Une somme de 21,6 milliards US. C'est le montant du prêt que GM et Chrysler exigent maintenant de Washington, en sus des 17,4 milliards déjà accordés en décembre. Et rien ne garantit qu'ils ne tendront pas la main à nouveau dans trois mois. On aurait envie de les envoyer promener, mais à notre avis, la faillite n'est pas une solution. Toutefois, il va falloir pousser la réflexion plus loin que ce qui est proposé en ce moment.

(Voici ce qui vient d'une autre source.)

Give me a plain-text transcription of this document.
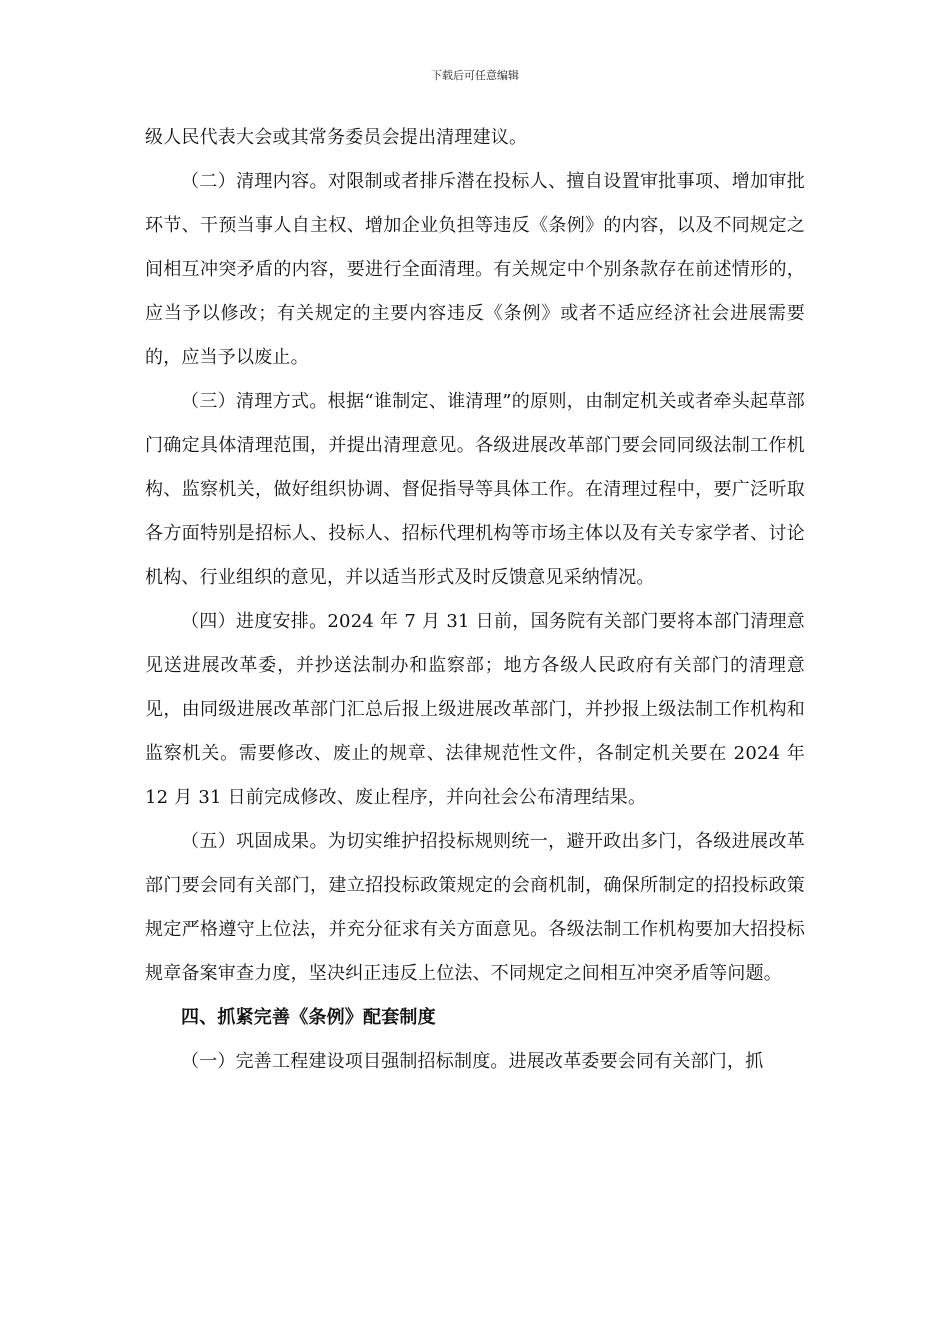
下载后可任意编辑

级人民代表大会或其常务委员会提出清理建议。

（二）清理内容。对限制或者排斥潜在投标人、擅自设置审批事项、增加审批环节、干预当事人自主权、增加企业负担等违反《条例》的内容，以及不同规定之间相互冲突矛盾的内容，要进行全面清理。有关规定中个别条款存在前述情形的，应当予以修改；有关规定的主要内容违反《条例》或者不适应经济社会进展需要的，应当予以废止。

（三）清理方式。根据“谁制定、谁清理”的原则，由制定机关或者牵头起草部门确定具体清理范围，并提出清理意见。各级进展改革部门要会同同级法制工作机构、监察机关，做好组织协调、督促指导等具体工作。在清理过程中，要广泛听取各方面特别是招标人、投标人、招标代理机构等市场主体以及有关专家学者、讨论机构、行业组织的意见，并以适当形式及时反馈意见采纳情况。

（四）进度安排。2024 年 7 月 31 日前，国务院有关部门要将本部门清理意见送进展改革委，并抄送法制办和监察部；地方各级人民政府有关部门的清理意见，由同级进展改革部门汇总后报上级进展改革部门，并抄报上级法制工作机构和监察机关。需要修改、废止的规章、法律规范性文件，各制定机关要在 2024 年 12 月 31 日前完成修改、废止程序，并向社会公布清理结果。

（五）巩固成果。为切实维护招投标规则统一，避开政出多门，各级进展改革部门要会同有关部门，建立招投标政策规定的会商机制，确保所制定的招投标政策规定严格遵守上位法，并充分征求有关方面意见。各级法制工作机构要加大招投标规章备案审查力度，坚决纠正违反上位法、不同规定之间相互冲突矛盾等问题。

四、抓紧完善《条例》配套制度

（一）完善工程建设项目强制招标制度。进展改革委要会同有关部门，抓
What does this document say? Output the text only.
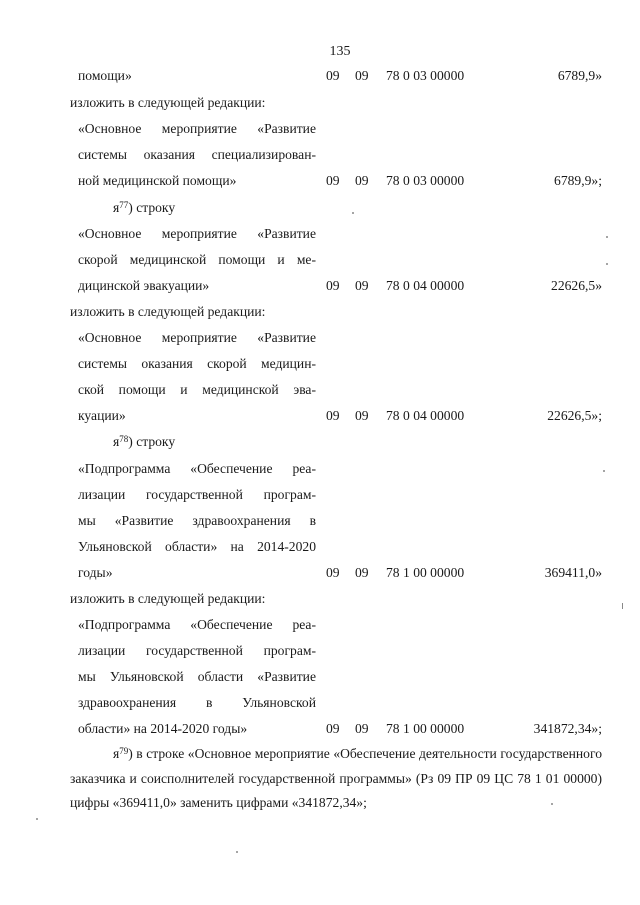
135
помощи»	09 09 78 0 03 00000	6789,9»
изложить в следующей редакции:
«Основное мероприятие «Развитие
системы оказания специализирован-
ной медицинской помощи»	09 09 78 0 03 00000	6789,9»;
$я^{77}$) строку
«Основное мероприятие «Развитие
скорой медицинской помощи и ме-
дицинской эвакуации»	09 09 78 0 04 00000	22626,5»
изложить в следующей редакции:
«Основное мероприятие «Развитие
системы оказания скорой медицин-
ской помощи и медицинской эва-
куации»	09 09 78 0 04 00000	22626,5»;
$я^{78}$) строку
«Подпрограмма «Обеспечение реа-
лизации государственной програм-
мы «Развитие здравоохранения в
Ульяновской области» на 2014-2020
годы»	09 09 78 1 00 00000	369411,0»
изложить в следующей редакции:
«Подпрограмма «Обеспечение реа-
лизации государственной програм-
мы Ульяновской области «Развитие
здравоохранения в Ульяновской
области» на 2014-2020 годы»	09 09 78 1 00 00000	341872,34»;
$я^{79}$) в строке «Основное мероприятие «Обеспечение деятельности государственного заказчика и соисполнителей государственной программы» (Рз 09 ПР 09 ЦС 78 1 01 00000) цифры «369411,0» заменить цифрами «341872,34»;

Il est étonnant que certains enjeux ne soient pas davantage discutés. La direction de ces entreprises, par exemple. Les patrons de GM et de Chrysler sont-ils vraiment les meilleurs candidats pour réinventer l'industrie? Il faut se poser la question. Après tout, ce sont eux qui ont amené Detroit au bord du gouffre en s'entêtant à construire des mastodontes... parce qu'ils étaient incapables de faire de l'argent avec des petites voitures! Aujourd'hui, tout le monde parle de réduire les coûts, mais ce n'est qu'une partie de l'équation. Si Chrysler et GM veulent survivre, ils vont devoir offrir les bons véhicules. Ceux que les consommateurs ont envie d'acheter, pas seulement parce qu'ils sont fabriqués par des Américains, mais parce qu'ils sont plus intéressants que ceux des concurrents.

 

Côté financement aussi, on reste dans les recettes convenues. L'État va-t-il se cantonner dans un rôle de banquier? L'administration Obama pourrait intervenir de façon plus novatrice, en s'intéressant par exemple aux régimes d'assurance santé, qui coûte une fortune à ces entreprises. Entre ses employés, ses retraités et leurs proches, GM couvre près d'un million d'Américains au total. Ce serait un beau groupe témoin pour créer un projet pilote d'assurance universelle.

Les restructurations à l'abri des lois sur la faillite ont souvent donné de bons résultats dans le passé, mais le cas de GM et de Chrysler est tout à fait différent. Administrer ce remède de cheval à un transporteur aérien lorsque l'économie se porte bien, ou qu'elle souffre d'un ralentissement passager, c'est sans grand risque. Par contre, mettre l'un des trois piliers de l'industrie américaine à terre alors que le pays vient d'entrer dans une profonde récession pourrait avoir des effets secondaires incontrôlables.

Les constructeurs n'ont pas besoin d'aller aussi loin pour arracher des concessions à leurs partenaires. La menace suffit, car elle est bien réelle. Évidemment, ce genre de nettoyage plus ordonné ne permettra pas d'effacer les ardoises aux dépens des créanciers, mais ce ne serait pas souhaitable non plus. Trop de fournisseurs s'en trouveraient ébranlés, voire même acculés à la faillite eux aussi. C'est la dernière chose dont l'économie nord-américaine a besoin en ce moment.

Les seuls qui profiteraient d'une telle faillite seraient les constructeurs étrangers. Si l'un des trois grands coule à pic, les consommateurs vont fuir les deux autres comme des pestiférés. Ce n'est pas pour rien que le grand patron de Ford a mis autant d'énergie à convaincre Washington d'aider ses concurrents, alors qu'il n'a lui-même pas besoin d'argent pour l'instant. Il sait qu'il n'a rien à gagner de leur disparition.